Moore: “Oh very rich. I had a percentage on my seven.”
Connery: Clever bogger!”
Lazenby: I got a lousy salary and Diana Rigg to knock me about.”
Connery: “I’m as poor as only a Scotsman can be. Had to do another Bond when I was an auld man. (to Daniel) How old are you boy?”
Craig: “State secret but I won’t see forty again.”
Brosnan: “And there won’t be any more Bonds, so you’ll stay young.”
Moore to Brosnan: “Talking about age . . .?”
Brosnan: “No secrets: I’m sixty-three.”
Lazenby: “Better not work out our combined age.”
(The champagne, Krug not Bollinger arrives, is opened and the glasses are filled)
Moore: “Thanks for coming. A toast gentlemen! Here’s to Bond, James Bond, and to Ian Fleming without whom we would not be meeting like this today.”

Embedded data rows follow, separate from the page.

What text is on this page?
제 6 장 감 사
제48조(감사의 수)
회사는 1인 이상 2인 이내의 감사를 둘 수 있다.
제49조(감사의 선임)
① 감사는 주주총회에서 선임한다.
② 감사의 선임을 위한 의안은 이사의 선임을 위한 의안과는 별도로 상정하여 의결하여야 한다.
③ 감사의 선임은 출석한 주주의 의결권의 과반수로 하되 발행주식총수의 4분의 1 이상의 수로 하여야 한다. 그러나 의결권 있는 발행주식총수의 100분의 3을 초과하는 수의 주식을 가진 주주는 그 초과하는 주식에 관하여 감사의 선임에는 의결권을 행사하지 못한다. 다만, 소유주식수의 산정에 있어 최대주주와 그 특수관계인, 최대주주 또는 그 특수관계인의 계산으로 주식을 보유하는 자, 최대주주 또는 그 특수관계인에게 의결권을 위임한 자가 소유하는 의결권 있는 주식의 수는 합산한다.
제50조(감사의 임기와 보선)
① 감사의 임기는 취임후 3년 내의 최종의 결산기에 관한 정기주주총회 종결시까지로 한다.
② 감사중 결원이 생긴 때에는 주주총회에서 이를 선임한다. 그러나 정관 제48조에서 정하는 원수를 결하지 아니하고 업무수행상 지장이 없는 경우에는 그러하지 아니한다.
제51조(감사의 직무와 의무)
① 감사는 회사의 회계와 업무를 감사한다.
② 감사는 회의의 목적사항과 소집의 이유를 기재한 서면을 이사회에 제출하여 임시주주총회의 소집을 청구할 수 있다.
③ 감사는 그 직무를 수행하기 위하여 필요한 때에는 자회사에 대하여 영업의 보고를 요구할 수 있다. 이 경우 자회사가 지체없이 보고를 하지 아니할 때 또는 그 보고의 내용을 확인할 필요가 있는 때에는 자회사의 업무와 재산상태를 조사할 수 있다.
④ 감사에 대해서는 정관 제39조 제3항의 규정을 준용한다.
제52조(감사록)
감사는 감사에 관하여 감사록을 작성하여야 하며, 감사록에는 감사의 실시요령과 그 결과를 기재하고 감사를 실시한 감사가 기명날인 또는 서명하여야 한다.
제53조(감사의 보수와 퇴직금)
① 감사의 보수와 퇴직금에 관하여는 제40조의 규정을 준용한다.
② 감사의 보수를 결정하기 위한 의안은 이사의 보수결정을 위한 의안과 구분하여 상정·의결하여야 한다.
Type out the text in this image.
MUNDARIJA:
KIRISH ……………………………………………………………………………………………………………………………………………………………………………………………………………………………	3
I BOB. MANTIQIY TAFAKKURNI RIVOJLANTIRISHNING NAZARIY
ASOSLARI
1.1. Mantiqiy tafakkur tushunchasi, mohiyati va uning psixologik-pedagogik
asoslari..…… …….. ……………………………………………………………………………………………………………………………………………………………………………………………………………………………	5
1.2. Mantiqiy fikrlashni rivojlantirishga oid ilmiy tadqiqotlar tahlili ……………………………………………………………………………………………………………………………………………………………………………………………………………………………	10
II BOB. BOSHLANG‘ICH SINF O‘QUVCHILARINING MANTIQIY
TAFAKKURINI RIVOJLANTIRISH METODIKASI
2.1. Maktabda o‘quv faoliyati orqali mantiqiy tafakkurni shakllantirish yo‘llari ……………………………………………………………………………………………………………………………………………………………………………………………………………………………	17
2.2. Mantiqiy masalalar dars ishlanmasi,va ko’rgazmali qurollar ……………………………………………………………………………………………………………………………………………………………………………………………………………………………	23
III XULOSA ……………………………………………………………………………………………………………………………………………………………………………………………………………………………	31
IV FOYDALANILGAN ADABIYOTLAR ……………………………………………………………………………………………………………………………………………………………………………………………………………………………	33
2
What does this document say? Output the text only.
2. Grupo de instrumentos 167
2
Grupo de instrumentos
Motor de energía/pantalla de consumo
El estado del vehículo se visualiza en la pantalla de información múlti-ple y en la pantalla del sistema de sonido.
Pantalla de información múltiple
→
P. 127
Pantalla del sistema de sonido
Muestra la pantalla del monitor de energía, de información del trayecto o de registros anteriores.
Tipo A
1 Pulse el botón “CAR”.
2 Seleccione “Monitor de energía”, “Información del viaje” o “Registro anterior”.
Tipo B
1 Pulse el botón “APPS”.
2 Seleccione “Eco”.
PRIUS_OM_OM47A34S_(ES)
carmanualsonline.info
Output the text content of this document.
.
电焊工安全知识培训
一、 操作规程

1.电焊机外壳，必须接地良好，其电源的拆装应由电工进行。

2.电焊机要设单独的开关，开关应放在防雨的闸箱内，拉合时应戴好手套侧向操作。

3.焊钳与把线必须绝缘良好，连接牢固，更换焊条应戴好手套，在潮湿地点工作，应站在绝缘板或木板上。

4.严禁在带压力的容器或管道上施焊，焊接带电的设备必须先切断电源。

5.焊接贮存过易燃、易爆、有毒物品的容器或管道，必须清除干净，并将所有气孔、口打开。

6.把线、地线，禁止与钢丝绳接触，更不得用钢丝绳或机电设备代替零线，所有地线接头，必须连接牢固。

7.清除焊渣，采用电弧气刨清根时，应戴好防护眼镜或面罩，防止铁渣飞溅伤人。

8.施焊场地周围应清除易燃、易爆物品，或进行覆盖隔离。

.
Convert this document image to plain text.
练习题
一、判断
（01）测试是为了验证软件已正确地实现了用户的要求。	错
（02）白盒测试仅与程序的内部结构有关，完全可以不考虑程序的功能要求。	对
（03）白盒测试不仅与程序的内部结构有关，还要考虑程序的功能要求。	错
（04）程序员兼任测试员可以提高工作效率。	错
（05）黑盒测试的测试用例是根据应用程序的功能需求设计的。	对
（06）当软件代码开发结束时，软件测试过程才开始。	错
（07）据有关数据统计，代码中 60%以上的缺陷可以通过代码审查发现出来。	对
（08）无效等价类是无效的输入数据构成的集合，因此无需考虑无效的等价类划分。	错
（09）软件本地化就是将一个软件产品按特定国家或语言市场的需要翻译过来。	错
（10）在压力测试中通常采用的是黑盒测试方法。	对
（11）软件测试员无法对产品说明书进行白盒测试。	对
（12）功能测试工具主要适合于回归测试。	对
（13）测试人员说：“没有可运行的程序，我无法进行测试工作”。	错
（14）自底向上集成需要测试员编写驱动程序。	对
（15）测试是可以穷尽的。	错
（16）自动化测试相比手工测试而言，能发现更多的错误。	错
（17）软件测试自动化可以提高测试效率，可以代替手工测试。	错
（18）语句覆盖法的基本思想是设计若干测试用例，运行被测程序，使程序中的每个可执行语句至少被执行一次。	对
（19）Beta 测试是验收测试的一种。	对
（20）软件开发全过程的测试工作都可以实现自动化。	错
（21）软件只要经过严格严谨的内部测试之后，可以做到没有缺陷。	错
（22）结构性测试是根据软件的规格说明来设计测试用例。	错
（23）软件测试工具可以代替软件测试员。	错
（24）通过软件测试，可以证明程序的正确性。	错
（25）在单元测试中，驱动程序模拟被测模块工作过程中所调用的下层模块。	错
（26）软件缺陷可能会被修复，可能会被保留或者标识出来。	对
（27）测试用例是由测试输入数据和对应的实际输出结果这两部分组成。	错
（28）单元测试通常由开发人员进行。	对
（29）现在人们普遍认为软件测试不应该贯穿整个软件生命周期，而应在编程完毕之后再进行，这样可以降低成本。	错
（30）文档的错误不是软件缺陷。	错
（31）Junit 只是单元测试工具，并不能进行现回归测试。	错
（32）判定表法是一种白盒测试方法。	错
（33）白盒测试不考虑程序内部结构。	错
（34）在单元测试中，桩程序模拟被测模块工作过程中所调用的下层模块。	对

Connery: “And Cubby B. and his daughter!”
Moore: “And that shade over there in the corner only we can see! It’s Harry S.!
Craig: “We’ve forgotten David Niven. He played Bond too. My little excursion had the same title. The first of two I mean. Don’t think there’ll be any more . . .”
All: “To Niven, who shall not be forgotten.”
Connery: “Another fine wee Scot, I’ll have you know.”
(The waitress wants to know . . .) “Which of you gennelmen wants kedgeree and who scrambled?”
Craig: “No fish and eggs for me thanks!”
Moore: “Peasant! A lot more for me then. Goody!”
Connery: “And here’s to Roger, who got us together todee! May God not piss on his boots!”
Dalton: “I’ll drink to that.”
Lazenby to Craig: “Why are you so obstinate about not having kedgeree?”
Craig: “Why are you so insistent I should?”
Moore: “And our directors! We’ve forgotten about our directors!”
Connery: “Can´t remember any of their names.”
Brosnan: “Most of them were film editors who became directors.”
Moore: “True enough; anyway, a toast to our directors, God bless ‘em!”
The Bonds enjoy their Connaught breakfast, the hours pass, the older men leave. Lazenby looks sadly at the waitress, who doesn’t have a clue who he is. Craig goes to the gym. Outside, the admiral dressed as a doorman sighs, texts his wife – they were all here! I saw them all. Tell you about it later.All of ‘em I tell you: Six James Bonds. It’s a miracle.